At the time I write this, the exact criterion we are trying to optimise hasn't been settled on. But whatever criterion is eventually decided on, the following heuristic (i.e. generally suboptimal) approach might be useful:
Consider only a small number of "layouts" for combining a small number of rectangles into a single larger rectangle. Then recursively look at ways of combining these new rectangles into even larger rectangles, using just the same few layouts, until only a single rectangle remains.
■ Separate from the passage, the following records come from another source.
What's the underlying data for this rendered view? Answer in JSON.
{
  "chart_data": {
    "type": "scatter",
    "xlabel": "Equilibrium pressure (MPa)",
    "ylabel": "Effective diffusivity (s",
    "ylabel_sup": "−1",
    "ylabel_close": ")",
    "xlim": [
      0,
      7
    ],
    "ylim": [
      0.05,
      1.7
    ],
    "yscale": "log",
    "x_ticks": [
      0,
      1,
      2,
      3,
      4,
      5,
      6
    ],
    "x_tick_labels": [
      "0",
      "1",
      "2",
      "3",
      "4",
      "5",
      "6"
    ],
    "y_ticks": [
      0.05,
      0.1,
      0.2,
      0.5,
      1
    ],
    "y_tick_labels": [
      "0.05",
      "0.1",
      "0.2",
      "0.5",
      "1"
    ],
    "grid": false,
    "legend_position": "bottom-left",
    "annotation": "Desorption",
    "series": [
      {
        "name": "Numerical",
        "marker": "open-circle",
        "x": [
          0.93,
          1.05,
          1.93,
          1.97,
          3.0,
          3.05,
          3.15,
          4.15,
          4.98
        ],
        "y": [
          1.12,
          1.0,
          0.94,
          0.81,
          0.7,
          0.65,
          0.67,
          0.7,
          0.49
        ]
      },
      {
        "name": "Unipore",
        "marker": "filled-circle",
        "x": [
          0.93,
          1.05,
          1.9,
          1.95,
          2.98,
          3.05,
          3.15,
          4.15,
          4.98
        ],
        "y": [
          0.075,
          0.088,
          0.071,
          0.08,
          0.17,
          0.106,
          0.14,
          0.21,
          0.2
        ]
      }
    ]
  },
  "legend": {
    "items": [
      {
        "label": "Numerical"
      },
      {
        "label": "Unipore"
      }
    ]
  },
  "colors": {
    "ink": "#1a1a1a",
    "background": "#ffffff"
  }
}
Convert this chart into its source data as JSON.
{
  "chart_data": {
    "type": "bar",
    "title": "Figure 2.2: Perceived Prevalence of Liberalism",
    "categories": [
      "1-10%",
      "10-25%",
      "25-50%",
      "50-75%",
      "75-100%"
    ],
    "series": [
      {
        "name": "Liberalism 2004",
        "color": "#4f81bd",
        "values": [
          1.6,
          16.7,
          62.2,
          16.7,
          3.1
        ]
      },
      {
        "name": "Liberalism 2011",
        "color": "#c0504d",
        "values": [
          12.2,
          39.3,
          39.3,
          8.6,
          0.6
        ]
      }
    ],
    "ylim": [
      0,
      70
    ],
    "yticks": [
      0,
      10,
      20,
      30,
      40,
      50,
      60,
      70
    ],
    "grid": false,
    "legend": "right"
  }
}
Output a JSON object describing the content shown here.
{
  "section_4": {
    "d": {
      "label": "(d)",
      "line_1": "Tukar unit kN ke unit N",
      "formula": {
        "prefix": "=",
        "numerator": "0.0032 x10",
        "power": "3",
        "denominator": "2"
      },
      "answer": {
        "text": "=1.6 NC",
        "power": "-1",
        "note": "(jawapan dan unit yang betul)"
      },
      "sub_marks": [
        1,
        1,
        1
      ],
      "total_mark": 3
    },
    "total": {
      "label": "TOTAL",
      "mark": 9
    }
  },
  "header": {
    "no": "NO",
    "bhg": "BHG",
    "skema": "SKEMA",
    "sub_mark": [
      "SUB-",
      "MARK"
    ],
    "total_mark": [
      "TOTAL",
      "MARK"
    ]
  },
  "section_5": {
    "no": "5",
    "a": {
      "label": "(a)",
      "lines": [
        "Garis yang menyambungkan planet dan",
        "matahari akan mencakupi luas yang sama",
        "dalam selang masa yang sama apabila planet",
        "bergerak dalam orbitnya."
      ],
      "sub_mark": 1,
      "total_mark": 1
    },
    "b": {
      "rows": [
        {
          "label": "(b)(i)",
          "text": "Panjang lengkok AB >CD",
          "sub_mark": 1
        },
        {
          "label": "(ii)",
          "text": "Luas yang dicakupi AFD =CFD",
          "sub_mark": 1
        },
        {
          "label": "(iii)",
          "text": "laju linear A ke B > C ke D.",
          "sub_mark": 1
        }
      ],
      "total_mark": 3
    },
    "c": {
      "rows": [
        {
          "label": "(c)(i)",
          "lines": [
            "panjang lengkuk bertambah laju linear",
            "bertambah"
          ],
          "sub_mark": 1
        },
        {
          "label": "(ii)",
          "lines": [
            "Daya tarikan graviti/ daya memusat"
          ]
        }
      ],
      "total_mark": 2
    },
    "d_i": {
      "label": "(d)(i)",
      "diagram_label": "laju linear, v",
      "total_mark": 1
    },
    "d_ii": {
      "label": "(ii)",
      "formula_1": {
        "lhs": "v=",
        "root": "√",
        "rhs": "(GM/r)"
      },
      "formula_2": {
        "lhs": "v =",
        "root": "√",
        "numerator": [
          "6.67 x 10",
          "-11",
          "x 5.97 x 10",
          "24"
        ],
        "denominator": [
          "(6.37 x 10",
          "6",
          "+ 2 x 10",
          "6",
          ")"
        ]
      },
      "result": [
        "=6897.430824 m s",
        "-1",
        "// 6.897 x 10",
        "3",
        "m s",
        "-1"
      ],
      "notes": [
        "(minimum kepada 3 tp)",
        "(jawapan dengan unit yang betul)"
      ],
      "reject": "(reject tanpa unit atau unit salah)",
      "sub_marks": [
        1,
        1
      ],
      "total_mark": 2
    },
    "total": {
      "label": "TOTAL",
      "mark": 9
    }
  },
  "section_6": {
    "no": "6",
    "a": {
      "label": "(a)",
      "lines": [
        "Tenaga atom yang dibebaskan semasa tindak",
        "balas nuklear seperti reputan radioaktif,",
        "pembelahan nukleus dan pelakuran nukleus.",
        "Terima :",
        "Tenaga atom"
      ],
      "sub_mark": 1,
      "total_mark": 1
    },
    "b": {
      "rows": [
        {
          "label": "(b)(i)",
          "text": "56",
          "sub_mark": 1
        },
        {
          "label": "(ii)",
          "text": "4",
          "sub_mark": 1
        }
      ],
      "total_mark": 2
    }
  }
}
This doesn't guarantee an optimal solution, because some subsets of photos are constrained to form subrectangles within the final solution. But it seems likely that it will give reasonable-quality solutions.
For example, for 3 rectangles A, B and C, consider the following 4 layouts:
A
B
C
ABC
AB (i.e. A appears on the left)
AC
AA (i.e. A appears on the top)
BC
Cropping will only occur in the first round, when we are combining groups of 3 photos. For this step, every subset of 3 photos should be considered under each of the 4 layouts above, and the optimal scaling and cropping determined for each, bearing in mind that the resulting rectangle could be scaled up or down by later steps. (A good choice of optimality criterion should have the property that the ideal amount of scaling and cropping for each of A, B and C under a particular layout is not affected by how much the resulting rectangle is scaled, so this shouldn't be a problem.)
Subsequent combining rounds will behave similarly, but without considering any cropping. For a full solution, round 2 would involve trying to combine all sets of 3 rectangles produced by round 1 in which all 9 photos are distinct, however following this approach will lead to an exponential blowup. It should suffice to keep just the best few arrangements for each subset of photos. Note that it's important that each photo appear in at least 1 of the rectangles produced by each round.